Most Famous: Moosewood
If your parents collect recipes, they probably have a 1977 edition of the Moosewood Cookbook hanging around the house. The menu at this world-renowned vegetarian restaurant changes daily for lunch and dinner and incorporates only the freshest of local ingredients. Offerings somehow manage to be meaty without including meat. The only catch: this cozy outpost in Dewitt Mall doesn’t take reservations, so it’s best to arrive around five o’clock to avoid crowds.

Best “Nouveau American:” The Heights
Located in the Community Corners shopping center, this restaurant boasts a unique dinner menu with an even more breathtaking lunch menu. Don’t let the complicated descriptions scare you away – the fare is inventive but ingredients are deliciously balanced. Some of my favorites include: the sauteed gnocchi with shrimp, the Portobello mushroom stack and the smoked salmon with Brie pizza, among a few others.

Best Italian: ZaZa’s Cucina
Upon entering ZaZa’s, you might think you’ve made a mistake and walked into whimsical dreamland. The ceiling is cluttered with billowing sheets that resemble clouds, the tables are set close together European-style and the open atmosphere encourages lively chatter. It will take you at least 20 minutes to peruse the enormous Italian menu. My mother still gushes about the pumpkin ravioli in brown butter sage sauce that she ordered two years ago. Eating the white chocolate semifreddo dessert with roasted almonds is like tasting a piece of heaven. Also, this restaurant boasts a separate kids menu. Somehow, ZaZa’s manages to pull off a charming, sophisticated setting and maintain a family-friendly environment.

Best “Wow” Factor: Madeline’s
It is difficult to find words to describe Madeline’s. Every dish I have ordered at this restaurant has left me speechless. The cuisine is roughly Asian-American fusion, and you will not find these creative menu items anywhere else. Sesame-encrusted tuna carpaccio, blue crab cakes with Thai basil and shrimp in a roasted chili coconut milk sauce are all offered on this perfectly executed menu. If you can’t make it to Madeline’s for dinner, you must go for dessert. Madeline’s offers, hands down, the most fabulous array of desserts in Ithaca, displayed in a seemingly endless case. Visit www.madelinesrestaurant.net for photos, details and a drool-fest.

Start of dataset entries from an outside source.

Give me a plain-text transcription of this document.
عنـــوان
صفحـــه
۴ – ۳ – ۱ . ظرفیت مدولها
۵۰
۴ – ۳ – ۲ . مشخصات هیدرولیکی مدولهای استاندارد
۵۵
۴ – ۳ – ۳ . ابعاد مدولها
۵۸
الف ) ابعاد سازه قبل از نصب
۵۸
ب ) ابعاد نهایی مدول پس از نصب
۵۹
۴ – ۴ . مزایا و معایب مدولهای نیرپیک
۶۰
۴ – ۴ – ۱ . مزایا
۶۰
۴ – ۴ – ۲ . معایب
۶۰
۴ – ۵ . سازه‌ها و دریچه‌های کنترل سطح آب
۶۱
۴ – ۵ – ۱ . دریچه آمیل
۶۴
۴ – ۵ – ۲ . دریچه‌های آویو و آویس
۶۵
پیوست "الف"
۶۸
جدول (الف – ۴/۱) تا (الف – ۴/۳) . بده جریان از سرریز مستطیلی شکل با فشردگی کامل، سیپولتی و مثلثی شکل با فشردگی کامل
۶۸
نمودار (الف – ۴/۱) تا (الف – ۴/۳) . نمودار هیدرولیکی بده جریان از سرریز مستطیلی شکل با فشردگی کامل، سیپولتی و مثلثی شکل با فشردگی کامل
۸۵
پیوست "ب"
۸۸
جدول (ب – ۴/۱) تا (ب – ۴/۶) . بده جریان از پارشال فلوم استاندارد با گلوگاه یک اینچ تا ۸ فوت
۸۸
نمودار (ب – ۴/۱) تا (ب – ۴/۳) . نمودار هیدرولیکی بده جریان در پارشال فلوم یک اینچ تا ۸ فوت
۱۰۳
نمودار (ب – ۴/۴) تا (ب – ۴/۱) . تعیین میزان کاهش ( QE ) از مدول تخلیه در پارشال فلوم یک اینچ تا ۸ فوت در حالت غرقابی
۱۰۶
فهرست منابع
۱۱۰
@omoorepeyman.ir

The restaurants listed in this article are by no means the only dining options in Ithaca. John Thomas Steakhouse, the Boatyard Grill and Miyake are other traditional family weekend favorites. No matter which restaurant you select, make sure to call for a reservation. Take this opportunity to really impress your parents. Sure you’re a college student, but you are responsible enough to make dinner reservations at a restaurant that does not serve chicken wings.